MWCNTs-like protection layer formation on bacterial cellulose bundles as a potential material for suspended resonator

Suspended carbon naotubes (CNTs) resonator is a sensitive detector for chemical and biological applications. Small sizes of CNTs can enhance sensitivity, but increase complexity for fabrication. In order to overcome the challenges, a novel technique has been developed to produce a long, sensitive and high tensile strength carbon nanotubes (CNT) coated bacterial cellulose (BC) bundle. This study demonstrates the use of ultrasonication to perform carboxyl functionalized multi-walled carbon nanotubes (MWCNTs-COOH) self-assembling on the surface of BC bundles (BC/MWCNTs) via hydrogen bonds. Ultrasonication can disrupt dense cellulose network and produce the long BC/MWCNTs bundles ranging from 30 to 100 μm. Raman spectroscopy shows a drop at peak of hydroxyl (-OH, 3700 m^-1) and carbonyl (C=O, 1600 cm^-1).

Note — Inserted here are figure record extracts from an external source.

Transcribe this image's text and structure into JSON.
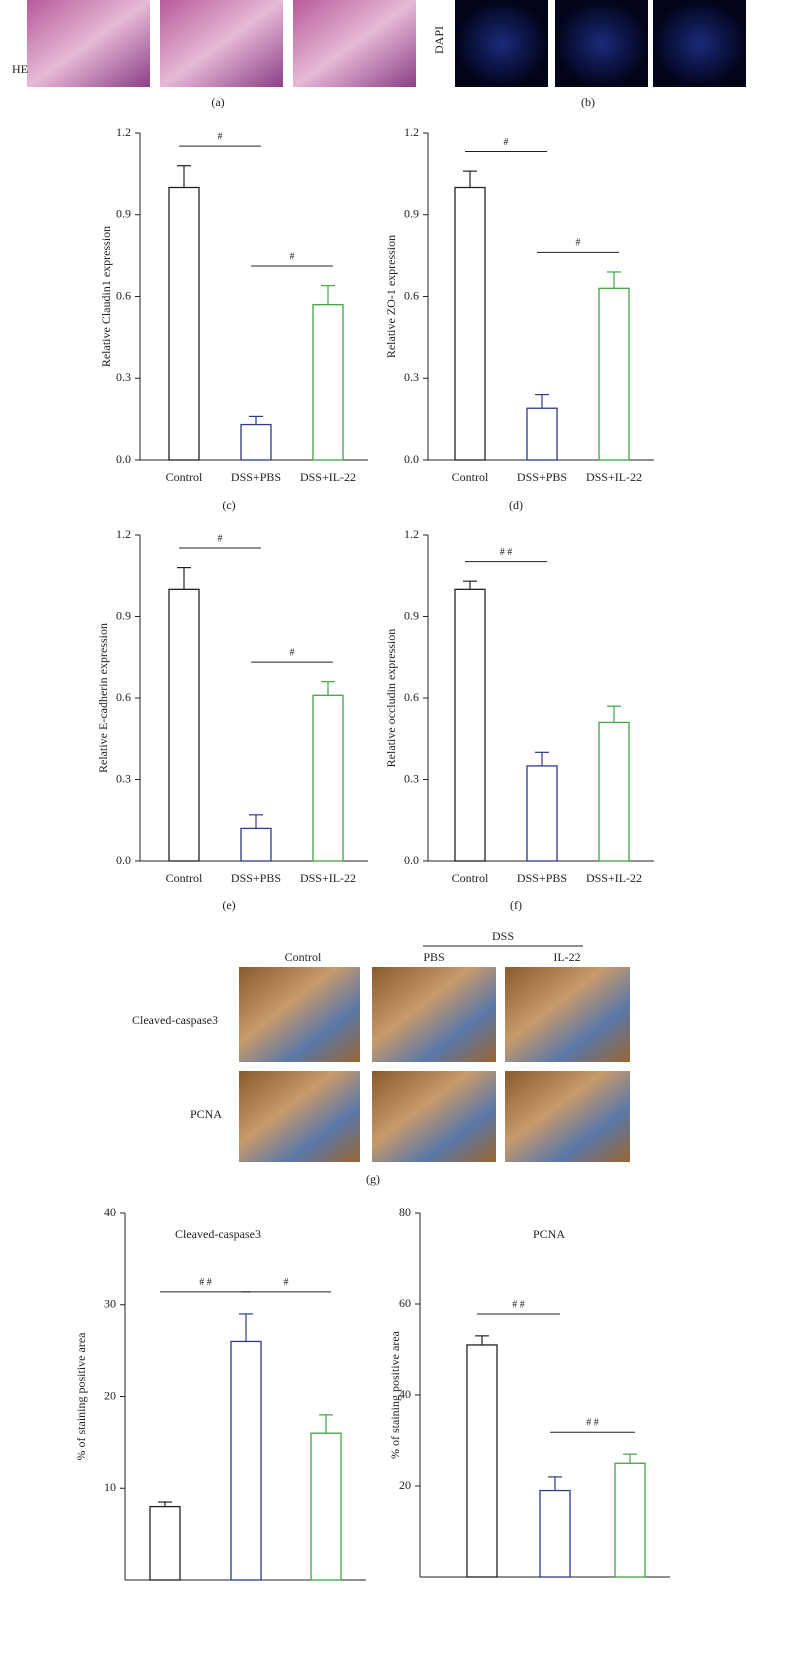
{
  "panel_a": {
    "row_label": "HE",
    "panel_label": "(a)"
  },
  "panel_b": {
    "row_label": "DAPI",
    "panel_label": "(b)"
  },
  "panel_g": {
    "columns": [
      "Control",
      "PBS",
      "IL-22"
    ],
    "group_label": "DSS",
    "rows": [
      "Cleaved-caspase3",
      "PCNA"
    ],
    "panel_label": "(g)"
  },
  "chart_data": [
    {
      "type": "bar",
      "ylabel": "Relative Claudin1 expression",
      "panel_label": "(c)",
      "categories": [
        "Control",
        "DSS+PBS",
        "DSS+IL-22"
      ],
      "values": [
        1.0,
        0.13,
        0.57
      ],
      "errors": [
        0.08,
        0.03,
        0.07
      ],
      "colors": [
        "#222222",
        "#2e3a8c",
        "#3fa53f"
      ],
      "ylim": [
        0,
        1.2
      ],
      "yticks": [
        {
          "value": 0,
          "label": "0.0"
        },
        0.3,
        0.6,
        0.9,
        1.2
      ],
      "annotations": [
        "#",
        "#"
      ]
    },
    {
      "type": "bar",
      "ylabel": "Relative ZO-1 expression",
      "panel_label": "(d)",
      "categories": [
        "Control",
        "DSS+PBS",
        "DSS+IL-22"
      ],
      "values": [
        1.0,
        0.19,
        0.63
      ],
      "errors": [
        0.06,
        0.05,
        0.06
      ],
      "colors": [
        "#222222",
        "#2e3a8c",
        "#3fa53f"
      ],
      "ylim": [
        0,
        1.2
      ],
      "yticks": [
        {
          "value": 0,
          "label": "0.0"
        },
        0.3,
        0.6,
        0.9,
        1.2
      ],
      "annotations": [
        "#",
        "#"
      ]
    },
    {
      "type": "bar",
      "ylabel": "Relative E-cadherin expression",
      "panel_label": "(e)",
      "categories": [
        "Control",
        "DSS+PBS",
        "DSS+IL-22"
      ],
      "values": [
        1.0,
        0.12,
        0.61
      ],
      "errors": [
        0.08,
        0.05,
        0.05
      ],
      "colors": [
        "#222222",
        "#2e3a8c",
        "#3fa53f"
      ],
      "ylim": [
        0,
        1.2
      ],
      "yticks": [
        {
          "value": 0,
          "label": "0.0"
        },
        0.3,
        0.6,
        0.9,
        1.2
      ],
      "annotations": [
        "#",
        "#"
      ]
    },
    {
      "type": "bar",
      "ylabel": "Relative occludin expression",
      "panel_label": "(f)",
      "categories": [
        "Control",
        "DSS+PBS",
        "DSS+IL-22"
      ],
      "values": [
        1.0,
        0.35,
        0.51
      ],
      "errors": [
        0.03,
        0.05,
        0.06
      ],
      "colors": [
        "#222222",
        "#2e3a8c",
        "#3fa53f"
      ],
      "ylim": [
        0,
        1.2
      ],
      "yticks": [
        {
          "value": 0,
          "label": "0.0"
        },
        0.3,
        0.6,
        0.9,
        1.2
      ],
      "annotations": [
        "# #"
      ]
    },
    {
      "type": "bar",
      "title": "Cleaved-caspase3",
      "ylabel": "% of staining positive area",
      "values": [
        8,
        26,
        16
      ],
      "errors": [
        0.5,
        3,
        2
      ],
      "colors": [
        "#222222",
        "#2e3a8c",
        "#3fa53f"
      ],
      "ylim": [
        0,
        40
      ],
      "yticks": [
        10,
        20,
        30,
        40
      ],
      "annotations": [
        "# #",
        "#"
      ]
    },
    {
      "type": "bar",
      "title": "PCNA",
      "ylabel": "% of staining positive area",
      "values": [
        51,
        19,
        25
      ],
      "errors": [
        2,
        3,
        2
      ],
      "colors": [
        "#222222",
        "#2e3a8c",
        "#3fa53f"
      ],
      "ylim": [
        0,
        80
      ],
      "yticks": [
        20,
        40,
        60,
        80
      ],
      "annotations": [
        "# #",
        "# #"
      ]
    }
  ]
}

This indicates the formation of the continuous MWCNTs-like protection layer on BC surface. Electrical properties of the BC/MWCNTs bundles showed linearity from -6 V to +6 V. Composites with BC treated by higher ultrasonic powers, 100 W, show higher conductivity comparing to 80 W. Sensitivity from 10^-7 to 10^-9 A of long BC/MWCNTs composite bundles is reported in this paper. This technique may be competitive to the current state of carbon nanotubes resonator.